Après dix années passées en Espagne, elle s’est installée en Haute-Savoie.
Dans un genre réaliste, le plus souvent intimiste, elle a écrit de nombreuses nouvelles, des novellas, des romans...

Zoé Florent a noté ces livres

5
@Christian Payen Toutes les guerres se ressemblent, et si l’une se distingue de l’autre, c’est curseur de la barbarie à la hausse, malheureusement. La lucidité d’un lieutenant Brioude, la détermination aveugle d’un caporal Mangin, l’élan d’un Mohamed, fasciné par l’histoire d’un pays qui n’est pas le sien, et bien d’autres attitudes issues de la singularité de chaque être propulsé en zone de conflit, existent bien de nos jours, j’en suis certaine. Que ce soit en Ukraine ou ailleurs, elles sont d’actualité ; comme les héros ignorés, comme ces drôles de concours de circonstances qui font que les honneurs se trompent de bonhomme, que les décorations se trompent de poitrine. /// Vous avez trouvé le bon vibrato pour conter tout cela ; le juste ton d’une plume sûre qui sait suggérer et contribue à une totale immersion. /// Une remarque : opter pour le format A5 serait un plus, pour le confort de lecture en ligne ; quant à la coquille résiduelle, signalée hier, je vois que vous l'avez corrigée. /// Merci pour ce partage, où vous dites tant de choses en si peu de pages, et bonne soirée. Michèle-Zoé
Publié le 06 Novembre 2022
5
@Camille Descimes « Physiquement, psychologiquement atteint par ces disparitions successives, j'en viens à trouver absurde de grimper. Mais de cette sorte de travail de deuil, je sors régénéré. Animé d'une énergie nouvelle j'entrevois que si certains meurent pour une montagne, c'est que cela doit être incroyablement nécessaire pour eux d'aller là-haut. S'ils ont essayé de le faire c'est que cela en vaut la peine. Ce que l'on va chercher en montagne m'apparaît toujours déraisonnable, mais tellement humain.» Benoît Chamoux, le Petit Prince de l'Himalaya, mort en 1995 pendant l'ascension du Kangchenjunga. /// J'en garde le souvenir d'un homme discret, presque absent au monde, en dehors de sa passion. Comme de nombreux sportifs de haut niveau, il agissait sous la pression de ses sponsors. Beaucoup ont payé de leur vie cette bataille financière de l'ombre qui les poussait à se dépasser, à ignorer ce que leur soufflaient leur expérience et leur intuition... Merci pour cette nouvelle, Camille.
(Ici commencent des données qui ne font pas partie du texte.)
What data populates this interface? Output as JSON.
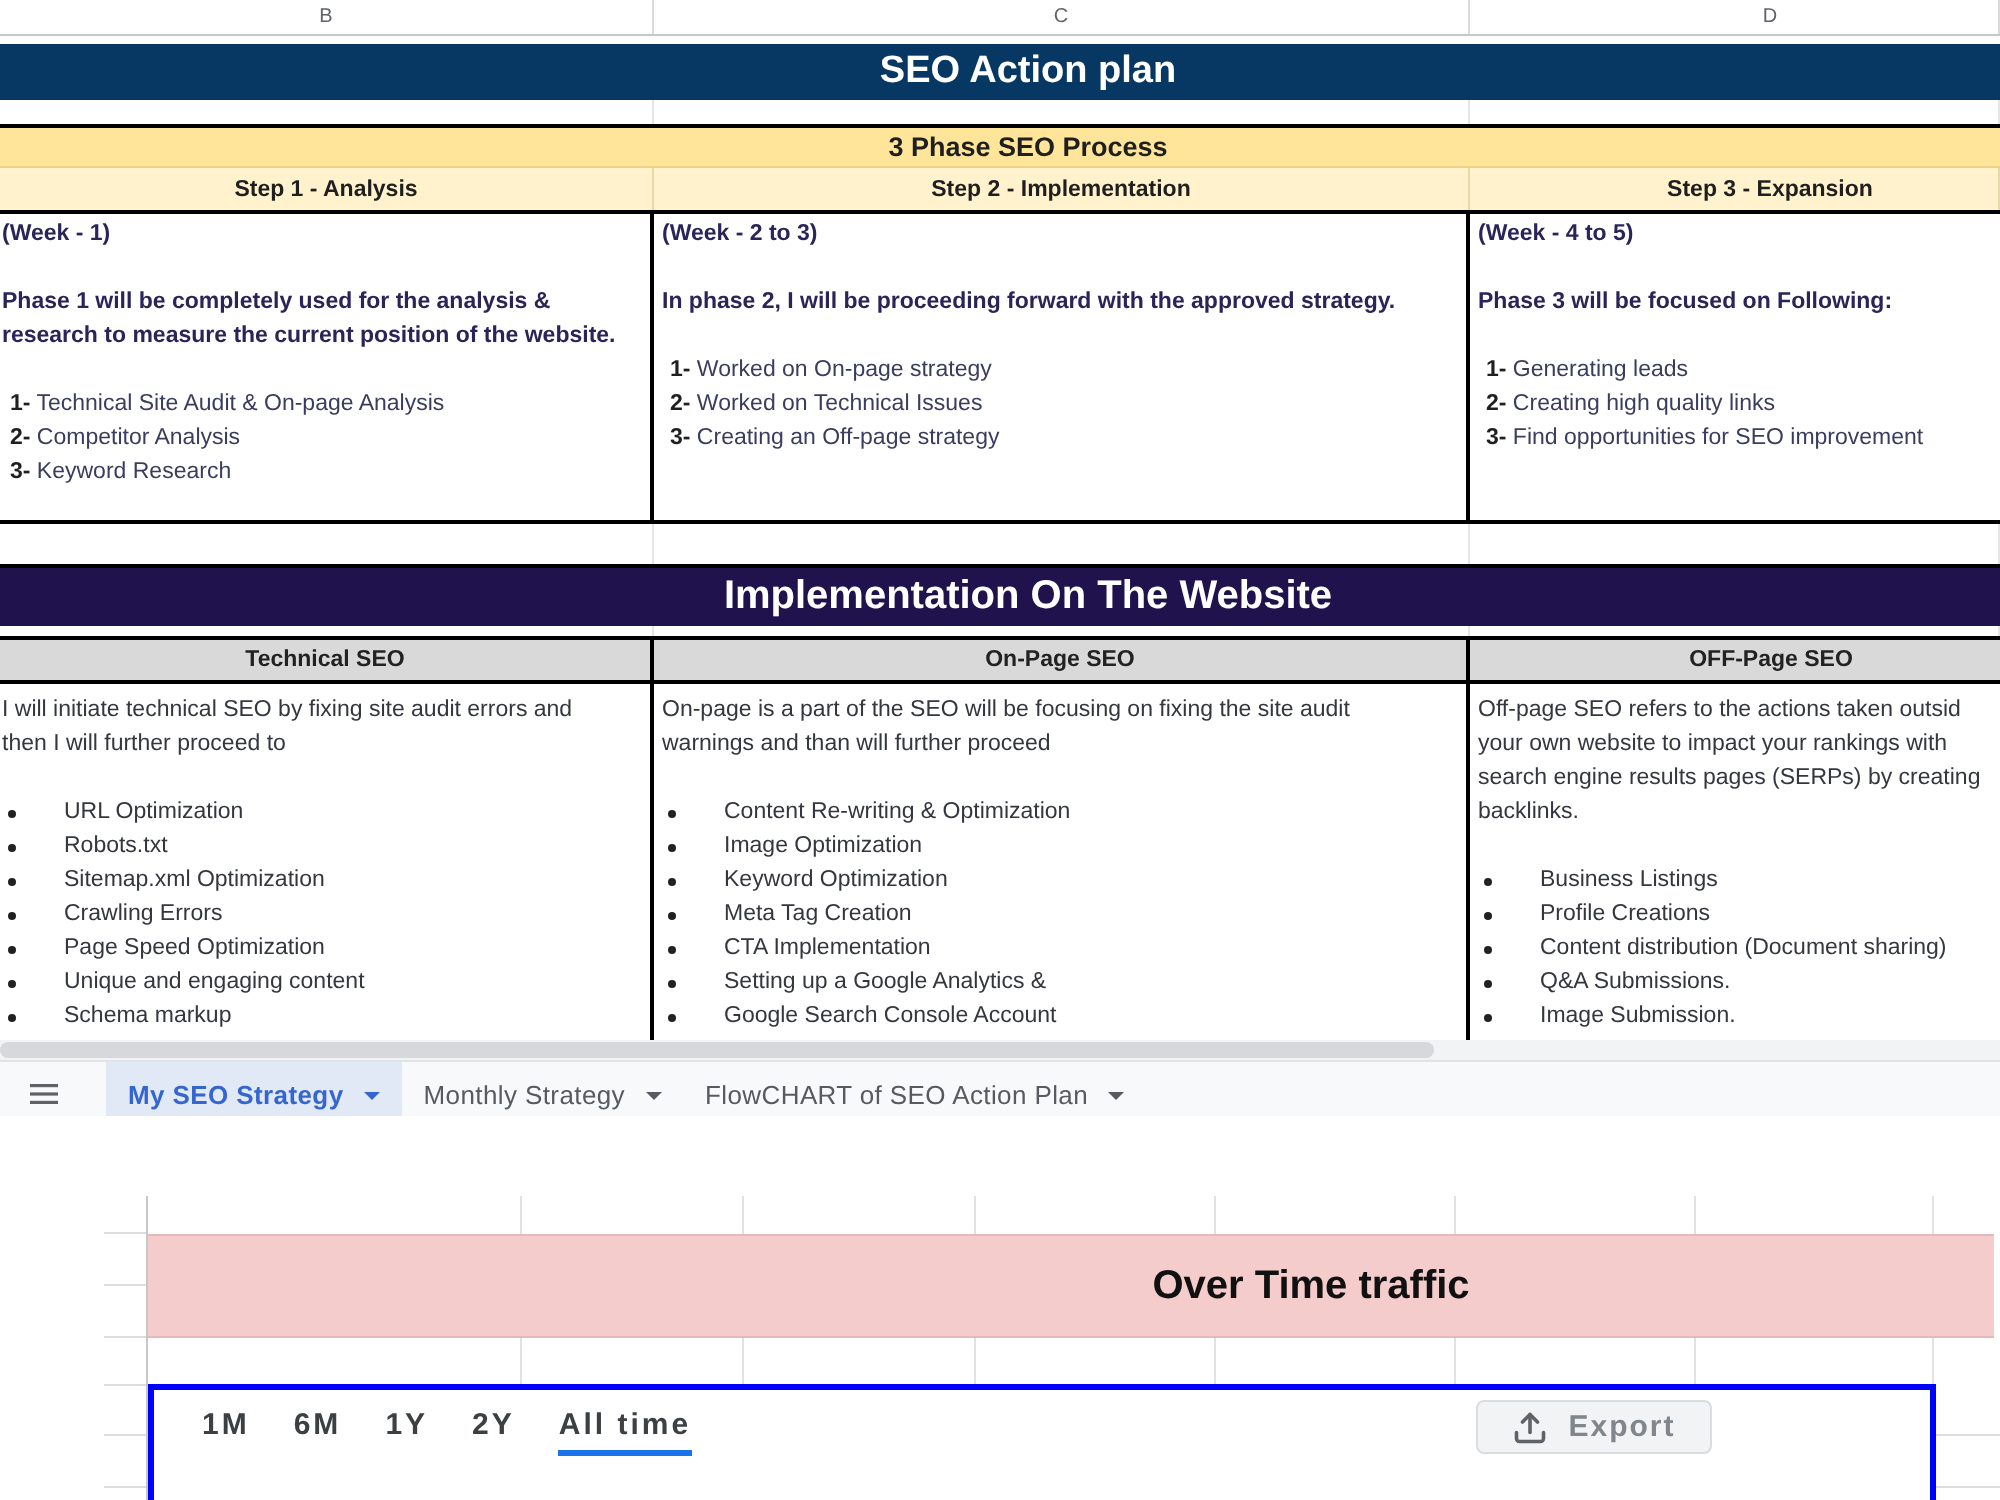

Bises et excellente (:-)) journée ! Michèle-Zoé
Publié le 06 Novembre 2022
5
@dora moor C'est du lourd ! Votre récit-catharsis m'a touchée, tourneboulée ; votre instinct de survie, épatée, car il s'agit bien de cela : une rage de vivre qui vous a soufflé l'attitude et le regard à adopter, la lecture, le tri des événements et les amnésies à opérer, instinctivement, pour vous protéger. Une rage de vivre qui vous a permis de renaître de vos multiples tas de cendres, tel le Phénix. /// "Ne plus imaginer la moindre part d'humanité dans un être humain est effrayant et en vérité, impossible", écrivez-vous. Il semble en effet que c’est cette impossibilité qui a décuplé vos ressources, à moins que je ne fasse un transfert ;-). /// "Avoir été aveugle est humiliant", écrivez-vous plus loin, et je confirme, malheureusement. Récemment, une amie m’a écrit "Je serais tombée dans le panneau, moi aussi." Cette phrase en apparence anodine, c’est la première fois que je l’entendais. En plus de me faire un bien énorme, elle m’a fait réaliser à quel point le silence des autres (quand ce ne sont pas les insinuations, les critiques) entretient le sentiment de culpabilité, la honte associée ; sentiments qui devraient changer de camp, on n’a de cesse de le répéter. On en a même fait un slogan dans le cadre d’une campagne de sensibilisation contre le viol ! Mais comment s’en défaire lorsque l’agresseur, le manipulateur est dans le déni ? Alors je vous l’écris en espérant que cela vous fera autant de bien : moi aussi je serais tombée dans le panneau ; avec Milan ; avec tous les autres ; c’est plus que certain. /// Pour conclure, je salue votre plume ; sacrée performance d’écrire aussi bien dans une autre langue que sa langue maternelle ! Et puis je vous souhaite tout le bonheur du monde, très sincèrement. Amitiés, Michèle-Zoé
Publié le 04 Novembre 2022
5
@Parthemise33 Bonsoir Annie. Pour connaître le désagrément de voir disparaître comptes et commentaires, j'essaie de retrouver ceux (composés hors ligne et conservés) laissés par Lamish, puis Zoé Florent. Il est clair qu'ils n'obligent pas à une réponse déjà faite. Là, cela tombe bien puisqu'elle précède ce nouveau post ;-). Voici donc celui à propos de « La dragonne fouine au couvent » ; le dernier que je peux remettre en ligne, puisque je n'ai pas conservé les autres, malheureusement : « J'ai retrouvé avec beaucoup de plaisir Dragonette et Pêche Gracieuse, qui n’ont rien perdu de leur vivacité et leur intelligence malicieuse. L’enquête, sur fond historique revisité, est passionnante, bien ficelée. Les descriptions, les ambiances… on y est ;-). Quant à votre style, mixe déconcertant fait de préciosité et de ruées dans les brancards, il est toujours aussi particulier, reconnaissable entre mille… Une friandise. /// Merci pour ce partage, pour sa fin, dont j’élude le qualificatif afin de ne pas spoiler l’histoire, et à très vite, je l’espère, pour une autre uchronie à tendance policière. » /// Bises et bonne journée, Michèle »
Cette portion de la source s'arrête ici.